Mission and vocation awareness and action is best expressed and experienced through the ordinary things, cultural icons and national issues that affect the thinking and acting of Americans everyday, especially when they are part of its anxiety. Immigration is a political issue which is even more fundamentally is a faith issue, an effect of proclaiming Christ worldwide and the sacramentalization, or divine enfleshment of the words of our Founder, “May the world be one family.”
Robert Schreiter, in a recent talk at CTU says: “In the USA today, as in many nations, there is a greater resistance to immigration in our society, even though every study shows that we need immigrants to maintain our economy. The US Bishops have consistently stood up for the rights of immigrants. There is a cultural amnesia among US citizens of European descent that, not so long ago, our ancestors too were immigrants. There is a turn in thinking about multicultural issues in this country away from celebrating the gifts of diversity to showing how, in multicultural neighborhoods, social capital is reduced, rather than increased.”

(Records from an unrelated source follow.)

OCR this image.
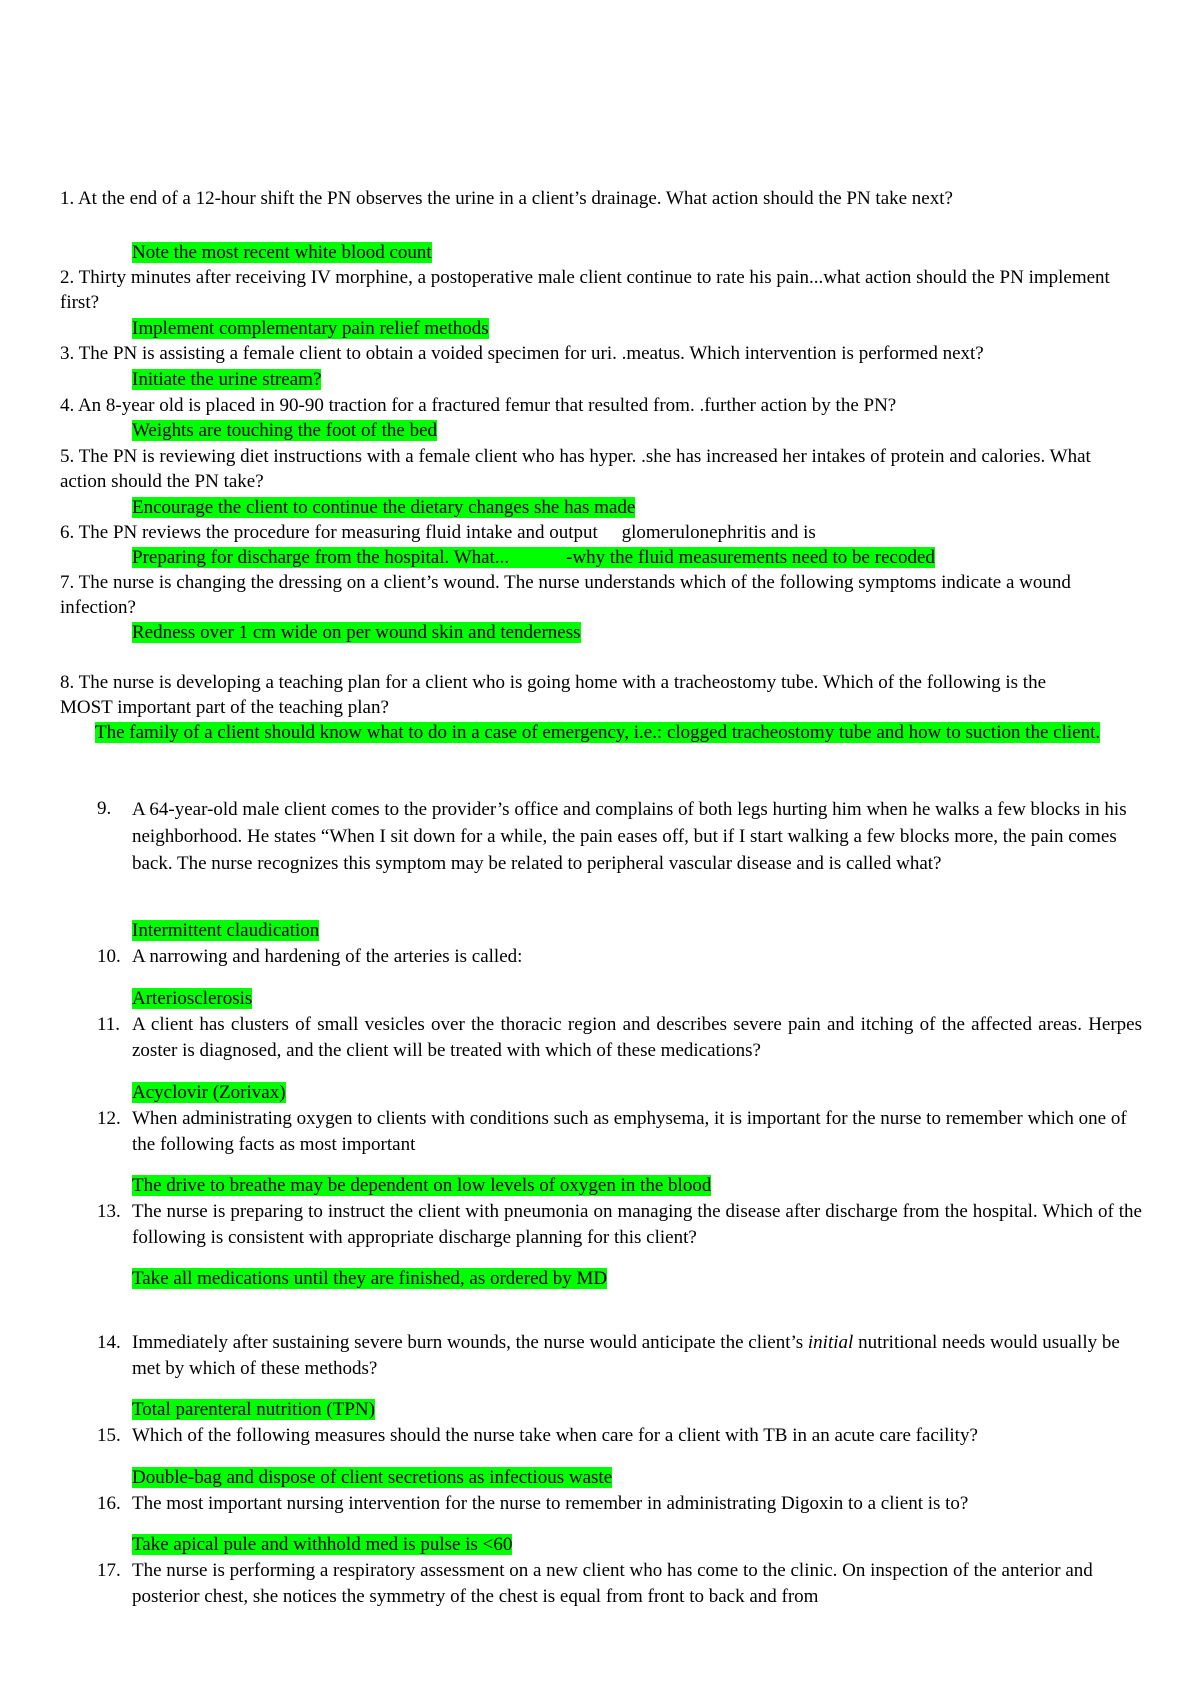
1. At the end of a 12-hour shift the PN observes the urine in a client’s drainage. What action should the PN take next?

Note the most recent white blood count

2. Thirty minutes after receiving IV morphine, a postoperative male client continue to rate his pain...what action should the PN implement first?

Implement complementary pain relief methods

3. The PN is assisting a female client to obtain a voided specimen for uri. .meatus. Which intervention is performed next?

Initiate the urine stream?

4. An 8-year old is placed in 90-90 traction for a fractured femur that resulted from. .further action by the PN?

Weights are touching the foot of the bed

5. The PN is reviewing diet instructions with a female client who has hyper. .she has increased her intakes of protein and calories. What action should the PN take?

Encourage the client to continue the dietary changes she has made

6. The PN reviews the procedure for measuring fluid intake and output     glomerulonephritis and is

Preparing for discharge from the hospital. What...            -why the fluid measurements need to be recoded

7. The nurse is changing the dressing on a client’s wound. The nurse understands which of the following symptoms indicate a wound infection?

Redness over 1 cm wide on per wound skin and tenderness

8. The nurse is developing a teaching plan for a client who is going home with a tracheostomy tube. Which of the following is the MOST important part of the teaching plan?

The family of a client should know what to do in a case of emergency, i.e.: clogged tracheostomy tube and how to suction the client.

9. A 64-year-old male client comes to the provider’s office and complains of both legs hurting him when he walks a few blocks in his neighborhood. He states “When I sit down for a while, the pain eases off, but if I start walking a few blocks more, the pain comes back. The nurse recognizes this symptom may be related to peripheral vascular disease and is called what?

Intermittent claudication

10. A narrowing and hardening of the arteries is called:

Arteriosclerosis

11. A client has clusters of small vesicles over the thoracic region and describes severe pain and itching of the affected areas. Herpes zoster is diagnosed, and the client will be treated with which of these medications?

Acyclovir (Zorivax)

12. When administrating oxygen to clients with conditions such as emphysema, it is important for the nurse to remember which one of the following facts as most important

The drive to breathe may be dependent on low levels of oxygen in the blood

13. The nurse is preparing to instruct the client with pneumonia on managing the disease after discharge from the hospital. Which of the following is consistent with appropriate discharge planning for this client?

Take all medications until they are finished, as ordered by MD

14. Immediately after sustaining severe burn wounds, the nurse would anticipate the client’s initial nutritional needs would usually be met by which of these methods?

Total parenteral nutrition (TPN)

15. Which of the following measures should the nurse take when care for a client with TB in an acute care facility?

Double-bag and dispose of client secretions as infectious waste

16. The most important nursing intervention for the nurse to remember in administrating Digoxin to a client is to?

Take apical pule and withhold med is pulse is <60

17. The nurse is performing a respiratory assessment on a new client who has come to the clinic. On inspection of the anterior and posterior chest, she notices the symmetry of the chest is equal from front to back and from
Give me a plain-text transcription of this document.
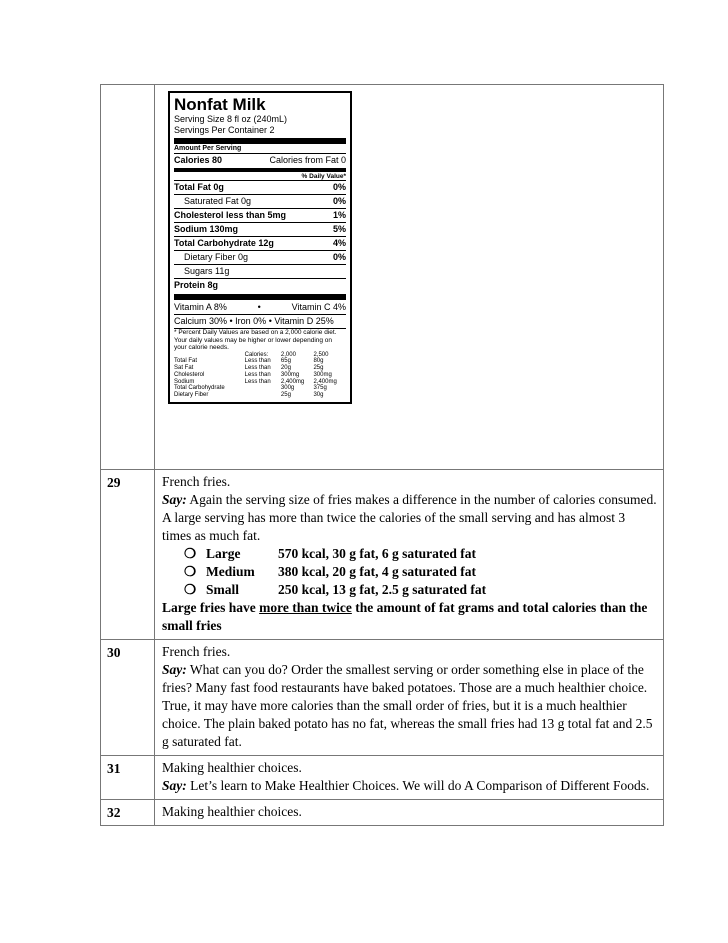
Nonfat Milk
Serving Size 8 fl oz (240mL)
Servings Per Container 2
Amount Per Serving
Calories 80	Calories from Fat 0
% Daily Value*
Total Fat 0g	0%
Saturated Fat 0g	0%
Cholesterol less than 5mg	1%
Sodium 130mg	5%
Total Carbohydrate 12g	4%
Dietary Fiber 0g	0%
Sugars 11g
Protein 8g
Vitamin A 8%	•	Vitamin C 4%
Calcium 30% • Iron 0% • Vitamin D 25%
* Percent Daily Values are based on a 2,000 calorie diet. Your daily values may be higher or lower depending on your calorie needs.
	Calories:	2,000	2,500
Total Fat	Less than	65g	80g
Sat Fat	Less than	20g	25g
Cholesterol	Less than	300mg	300mg
Sodium	Less than	2,400mg	2,400mg
Total Carbohydrate		300g	375g
Dietary Fiber		25g	30g

29	French fries.
Say: Again the serving size of fries makes a difference in the number of calories consumed. A large serving has more than twice the calories of the small serving and has almost 3 times as much fat.
❍ Large	570 kcal, 30 g fat, 6 g saturated fat
❍ Medium	380 kcal, 20 g fat, 4 g saturated fat
❍ Small	250 kcal, 13 g fat, 2.5 g saturated fat
Large fries have more than twice the amount of fat grams and total calories than the small fries

30	French fries.
Say: What can you do? Order the smallest serving or order something else in place of the fries? Many fast food restaurants have baked potatoes. Those are a much healthier choice.
True, it may have more calories than the small order of fries, but it is a much healthier choice. The plain baked potato has no fat, whereas the small fries had 13 g total fat and 2.5 g saturated fat.

31	Making healthier choices.
Say: Let’s learn to Make Healthier Choices. We will do A Comparison of Different Foods.

32	Making healthier choices.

Awareness of mission ad gentes, ad extra needs to find expression in a celebration of our plurality, notwithstanding the tensions and difficulties that accompany our fundamental relationship with all of humanity, all cultures. That bond is not merely a political-economic, or social tie, but something much deeper that resounds from the heavens themselves: Christ died and rose for all of humanity, each man, woman and child in all cultures, no matter what they believe. Therefore, this bond to all cultures, is a tie created in the heavens, expressed even through our political economy.